Other than that it doesn't make sense for an app to use bulkstat to get one
inode at a time but if they do it will now work correctly.

> 
>> - in xfs_bulkstat(), need to initialise 'lastino' to the inode supplied so 
>> in cases
>>   were we return without examining any inodes the scan wont restart back at 
>>   zero.
> 
> Ok.
> 
>> - sanity check for valid *ubcountp values.  Cannot sanity check for valid 
>> ubuffer
>>   here because some users of xfs_bulkstat() don't supply a buffer.
> 
> Ok - the cases that supply a buffer are caught by the first checks you
> added, right?
> 
>> - checks against 'ubleft' (the space left in the user's buffer) should be 
>> against
>>   'statstruct_size' which is the supplied minimum object size.  The mixture 
>>   of
>>   checks against statstruct_size and 0 was one of the reasons we were 
>>   skipping
>>   inodes.
> 
> Can you wrap these checks in a static inline function so that it is obvious
> what the correct way to check is and we don't reintroduce this porblem? i.e.
> 
> static inline int
> xfs_bulkstat_ubuffer_large_enough(ssize_t space)
> {
> 	return (space > sizeof(struct blah));
> }
> 
> That will also remove a stack variable....
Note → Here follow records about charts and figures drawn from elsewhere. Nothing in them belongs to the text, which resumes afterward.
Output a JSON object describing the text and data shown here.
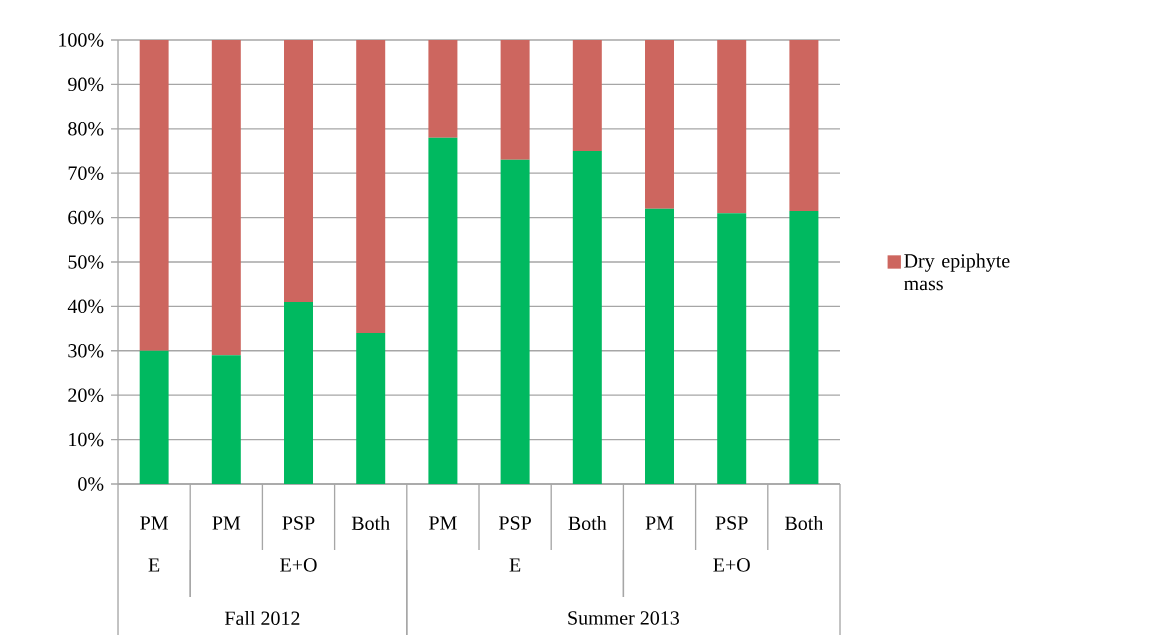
{
  "chart_data": {
    "type": "bar",
    "stacked": true,
    "categories": [
      "PM",
      "PM",
      "PSP",
      "Both",
      "PM",
      "PSP",
      "Both",
      "PM",
      "PSP",
      "Both"
    ],
    "series": [
      {
        "color": "#00b960",
        "values": [
          30,
          29,
          41,
          34,
          78,
          73,
          75,
          62,
          61,
          61.5
        ]
      },
      {
        "name": "Dry epiphyte mass",
        "color": "#cd665f",
        "values": [
          70,
          71,
          59,
          66,
          22,
          27,
          25,
          38,
          39,
          38.5
        ]
      }
    ],
    "ylim": [
      0,
      100
    ],
    "yticks": [
      {
        "value": 0,
        "label": "0%"
      },
      {
        "value": 10,
        "label": "10%"
      },
      {
        "value": 20,
        "label": "20%"
      },
      {
        "value": 30,
        "label": "30%"
      },
      {
        "value": 40,
        "label": "40%"
      },
      {
        "value": 50,
        "label": "50%"
      },
      {
        "value": 60,
        "label": "60%"
      },
      {
        "value": 70,
        "label": "70%"
      },
      {
        "value": 80,
        "label": "80%"
      },
      {
        "value": 90,
        "label": "90%"
      },
      {
        "value": 100,
        "label": "100%"
      }
    ],
    "grid": "y",
    "legend": "right",
    "annotations": [
      "E",
      "E+O",
      "E",
      "E+O",
      "Fall 2012",
      "Summer 2013"
    ]
  }
}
That won't work - statstruct_size is passed into xfs_bulkstat() so we don't
know what 'blah' is.  Maybe a macro would be easier.

#define XFS_BULKSTAT_UBLEFT	(ubleft >= statstruct_size)

> 
>> - if the formatter function returns BULKSTAT_RV_NOTHING and an error and 
>> the error
>>   is not ENOENT or EINVAL then we need to abort the scan.  ENOENT is for 
>>   inodes that
>>   are no longer valid and we just skip them.  EINVAL is returned if we try 
>>   to lookup
>>   an internal inode so we skip them too.  For a DMF scan if the inode and 
>>   DMF
>>   attribute cannot fit into the space left in the user's buffer it would 
>>   return
>>   ERANGE.  We didn't handle this error and skipped the inode.  We would 
>>   continue to
>>   skip inodes until one fitted into the user's buffer or we completed the 
>>   scan.
> 
> ok.
> 
>> - put back the recalculation of agino (that got removed with the last fix) 
>> at the
>>   end of the while loop.  This is because the code at the start of the loop 
>>   expects
>>   agino to be the last inode examined if it is non-zero.
> 
> ok.
> 
>> - if we found some inodes but then encountered an error, return success 
>> this time
>>   and the error next time.  If the formatter aborted with ENOMEM we will 
>>   now return
>>   this error but only if we couldn't read any inodes.  Previously if we 
>>   encountered
>>   ENOMEM without reading any inodes we returned a zero count and no error 
>>   which
>>   falsely indicated the scan was complete.
> 
> ok.
> 
> FWIW - missing from this set of patches - cpu_relax() in the loops. In the case
> where no I/O is required to do the scan, we can hold the cpu for a long time
> and that will hold off I/O completion, etc for the cpu bulkstat is running on.
> Hence after every cluster we scan we should cpu_relax() to allow other
> processes cpu time on that cpu.
> 

I don't get how cpu_relax() works.  I see that it is called at times with a
spinlock held so it wont trigger a context switch.  Does it give interrupts a
chance to run?

It appears to be used where a minor delay is needed - I don't think we have any
cases in xfs_bulkstat() where we need to wait for an event that isn't I/O.